今思えば怪し過ぎた。よくぞ拾おうと思ったものだ。
ただ一方で、エージェントとの面談でも、体裁を取り繕わなくて良かったとも思う。
従来からクライアント内の中途入社組の多くが社風に馴染めないで苦しむ姿を見ていたため、転職先の社風が自分に合うことは絶対条件だった。
私の場合、コンサルティングファーム特有の異常にフラット・実力主義のカルチャーにどっぷり漬かってしまっており、ほとんどの大企業の社風に馴染めないことも想像がついていた。
一人で自分に合う企業を探していてもなかなか希望は見えなかった。と言うより、一人では判断不能だった。社風のフィットを判断するには、客観的で公平な視点が必要だからだ。
エージェントに素のキャラクターを見せたお蔭で、私に合いそうな社風の企業を効率良く紹介して貰えたように思う。

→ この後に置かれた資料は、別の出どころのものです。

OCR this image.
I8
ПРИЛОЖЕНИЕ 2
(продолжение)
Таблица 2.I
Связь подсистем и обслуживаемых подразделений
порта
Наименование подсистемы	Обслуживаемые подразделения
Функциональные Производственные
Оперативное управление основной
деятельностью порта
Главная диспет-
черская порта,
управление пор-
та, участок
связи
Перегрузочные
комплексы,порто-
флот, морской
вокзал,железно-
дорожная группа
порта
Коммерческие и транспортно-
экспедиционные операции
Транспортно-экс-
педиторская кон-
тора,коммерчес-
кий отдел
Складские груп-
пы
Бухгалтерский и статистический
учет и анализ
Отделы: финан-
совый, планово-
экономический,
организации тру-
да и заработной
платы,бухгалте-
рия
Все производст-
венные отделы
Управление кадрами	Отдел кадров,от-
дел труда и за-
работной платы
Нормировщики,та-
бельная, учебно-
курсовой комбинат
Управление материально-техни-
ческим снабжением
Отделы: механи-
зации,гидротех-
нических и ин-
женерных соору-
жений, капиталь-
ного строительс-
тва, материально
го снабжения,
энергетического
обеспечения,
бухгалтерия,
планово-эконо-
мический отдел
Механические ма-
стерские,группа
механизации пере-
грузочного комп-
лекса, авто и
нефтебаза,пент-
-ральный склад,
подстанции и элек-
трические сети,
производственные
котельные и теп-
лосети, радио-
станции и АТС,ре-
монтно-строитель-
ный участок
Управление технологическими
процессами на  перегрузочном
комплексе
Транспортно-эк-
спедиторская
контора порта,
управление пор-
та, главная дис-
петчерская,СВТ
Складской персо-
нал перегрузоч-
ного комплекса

退職手続き等も一通り終わった今、改めて総括すると、転職活動は面白かったし、後悔のない成果が出た。それは、エージェントも含め出来る限り多くの人と会い、企業や自分を多面的に見る過程があったからだと思う。

転職活動ほどウェブ上の情報が使えない “仕事” はなかった。一般論や空説、他人の価値観が前提の話ばかりだからだ。だから当初、ポストコンサルタント転職は、私にとっての面白い選択肢が非常に少ないように思えた。
しかし、実際に動いて生の情報を集めてみればそうでもなかった。
様々な人に会い、胸襟を開いて話すことの意味を改めて感じた2ヶ月間だった。